FIG. 7 is an explanatory diagram showing a signal component after the clutter component is removed.

FIG. 8 is an explanatory diagram of clutter component removal by a filter characteristic of a relatively low cutoff frequency.

FIG. 9 is an explanatory diagram illustrating a signal component after the clutter component is incompletely removed.

FIG. 10 is an explanatory diagram of clutter component removal by a filter characteristic of a relatively high cutoff frequency.

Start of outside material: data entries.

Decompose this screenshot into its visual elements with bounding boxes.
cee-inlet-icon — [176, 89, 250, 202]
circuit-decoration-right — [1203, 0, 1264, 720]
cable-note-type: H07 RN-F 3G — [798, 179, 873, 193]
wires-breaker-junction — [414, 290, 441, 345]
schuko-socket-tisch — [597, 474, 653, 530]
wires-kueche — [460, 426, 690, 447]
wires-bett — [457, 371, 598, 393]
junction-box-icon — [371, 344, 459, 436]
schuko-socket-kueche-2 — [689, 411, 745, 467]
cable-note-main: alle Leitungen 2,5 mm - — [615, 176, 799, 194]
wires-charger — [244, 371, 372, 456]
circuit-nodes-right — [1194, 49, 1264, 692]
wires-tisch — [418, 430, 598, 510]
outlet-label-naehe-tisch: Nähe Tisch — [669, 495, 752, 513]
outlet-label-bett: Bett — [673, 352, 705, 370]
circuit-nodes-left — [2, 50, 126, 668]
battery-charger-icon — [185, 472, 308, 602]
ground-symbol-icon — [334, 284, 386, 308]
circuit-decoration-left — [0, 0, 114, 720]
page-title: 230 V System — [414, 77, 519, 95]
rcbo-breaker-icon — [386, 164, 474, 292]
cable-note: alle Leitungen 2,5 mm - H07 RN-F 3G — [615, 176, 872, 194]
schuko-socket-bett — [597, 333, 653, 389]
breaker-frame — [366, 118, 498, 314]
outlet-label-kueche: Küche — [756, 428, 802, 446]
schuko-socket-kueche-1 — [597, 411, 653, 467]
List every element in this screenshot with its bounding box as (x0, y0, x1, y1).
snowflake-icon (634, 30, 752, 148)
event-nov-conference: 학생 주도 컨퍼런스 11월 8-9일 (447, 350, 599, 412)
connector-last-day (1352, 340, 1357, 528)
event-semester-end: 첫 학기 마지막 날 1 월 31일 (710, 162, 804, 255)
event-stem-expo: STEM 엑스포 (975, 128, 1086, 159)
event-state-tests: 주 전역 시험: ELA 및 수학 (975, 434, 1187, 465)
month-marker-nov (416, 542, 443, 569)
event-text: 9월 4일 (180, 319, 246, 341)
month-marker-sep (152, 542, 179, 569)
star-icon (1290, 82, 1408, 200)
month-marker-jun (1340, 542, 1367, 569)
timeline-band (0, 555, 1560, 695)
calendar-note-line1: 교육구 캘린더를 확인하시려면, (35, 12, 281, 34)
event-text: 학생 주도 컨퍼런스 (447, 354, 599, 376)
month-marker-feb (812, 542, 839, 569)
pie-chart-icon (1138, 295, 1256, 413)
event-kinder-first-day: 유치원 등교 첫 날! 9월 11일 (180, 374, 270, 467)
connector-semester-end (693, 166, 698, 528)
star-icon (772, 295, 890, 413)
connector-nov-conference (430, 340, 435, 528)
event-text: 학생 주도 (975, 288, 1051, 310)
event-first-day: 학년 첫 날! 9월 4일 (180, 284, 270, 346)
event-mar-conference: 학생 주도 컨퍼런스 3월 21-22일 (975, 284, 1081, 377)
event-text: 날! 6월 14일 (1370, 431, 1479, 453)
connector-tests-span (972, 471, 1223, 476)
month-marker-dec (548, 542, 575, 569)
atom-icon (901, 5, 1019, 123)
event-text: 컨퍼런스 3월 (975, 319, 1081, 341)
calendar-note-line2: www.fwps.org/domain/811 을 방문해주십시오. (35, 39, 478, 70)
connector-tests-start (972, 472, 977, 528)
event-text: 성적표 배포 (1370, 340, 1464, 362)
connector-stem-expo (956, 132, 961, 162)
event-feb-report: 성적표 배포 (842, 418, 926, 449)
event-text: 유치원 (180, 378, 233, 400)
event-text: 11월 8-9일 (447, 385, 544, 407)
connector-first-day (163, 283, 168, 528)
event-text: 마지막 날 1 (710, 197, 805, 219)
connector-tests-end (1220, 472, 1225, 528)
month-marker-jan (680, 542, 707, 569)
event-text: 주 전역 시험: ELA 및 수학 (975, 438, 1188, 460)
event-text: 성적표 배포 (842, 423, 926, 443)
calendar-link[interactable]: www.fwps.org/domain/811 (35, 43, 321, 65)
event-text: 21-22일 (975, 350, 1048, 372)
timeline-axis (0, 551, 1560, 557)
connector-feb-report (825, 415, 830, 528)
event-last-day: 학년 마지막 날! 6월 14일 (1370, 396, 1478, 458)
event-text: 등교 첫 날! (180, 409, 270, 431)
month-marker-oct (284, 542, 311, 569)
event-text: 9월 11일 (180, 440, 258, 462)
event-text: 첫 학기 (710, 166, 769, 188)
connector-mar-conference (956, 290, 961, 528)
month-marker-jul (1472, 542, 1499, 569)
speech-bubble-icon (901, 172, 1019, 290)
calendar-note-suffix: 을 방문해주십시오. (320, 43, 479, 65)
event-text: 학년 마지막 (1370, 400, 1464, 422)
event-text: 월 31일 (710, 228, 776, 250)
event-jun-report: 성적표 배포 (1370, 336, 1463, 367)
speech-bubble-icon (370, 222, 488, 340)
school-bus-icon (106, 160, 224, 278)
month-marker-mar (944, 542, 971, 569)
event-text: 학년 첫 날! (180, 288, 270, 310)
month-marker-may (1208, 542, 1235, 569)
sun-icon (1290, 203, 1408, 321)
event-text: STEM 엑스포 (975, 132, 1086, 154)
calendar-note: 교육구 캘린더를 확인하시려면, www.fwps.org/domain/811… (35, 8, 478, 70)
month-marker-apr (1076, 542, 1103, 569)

FIG. 11 is an explanatory diagram showing a signal component in which a blood flow component is also partially removed.

[Explanation of symbols]

 100 ultrasonic diagnostic apparatus 1 ultrasonic probe 9,10 MTI filter 11 input device 15 dispersion value correction unit 16 bandwidth ratio calculation unit 17 adjustment coefficient setting unit 18 correction coefficient calculation unit 19 valid / invalid switching unit 20 correction multiplication unit σ, σ ', σ ”variance value α bandwidth ratio β adjustment coefficient γ correction coefficient

Claims (2)

[Claims] 1. An ultrasonic echo signal is transmitted from an ultrasonic probe into a subject, an ultrasonic echo signal is received from the subject, and the ultrasonic echo signal is passed through a preselected MTI (Moving Target Indication) filter. In the ultrasonic diagnostic apparatus that removes the low frequency component of, and acquires and displays at least the dispersion value of the flow based on the ultrasonic echo signal from which the low frequency component has been removed, the filter characteristic of the selected MTI filter is acquired. An ultrasonic diagnostic apparatus is provided with a dispersion value correcting means for correcting the dispersion value of the flow based on the filter characteristic. 2. The ultrasonic diagnostic apparatus according to claim 1, wherein the dispersion value correcting means determines a bandwidth ratio between the bandwidth of the selected MTI filter and the reference bandwidth, and the bandwidth ratio calculating means. It is characterized by comprising a correction coefficient calculation means for calculating a correction coefficient by multiplying the width ratio by an adjustment coefficient, and a correction multiplication means for calculating a correction dispersion value by multiplying the dispersion value of the flow by the correction coefficient. Ultrasonic diagnostic equipment.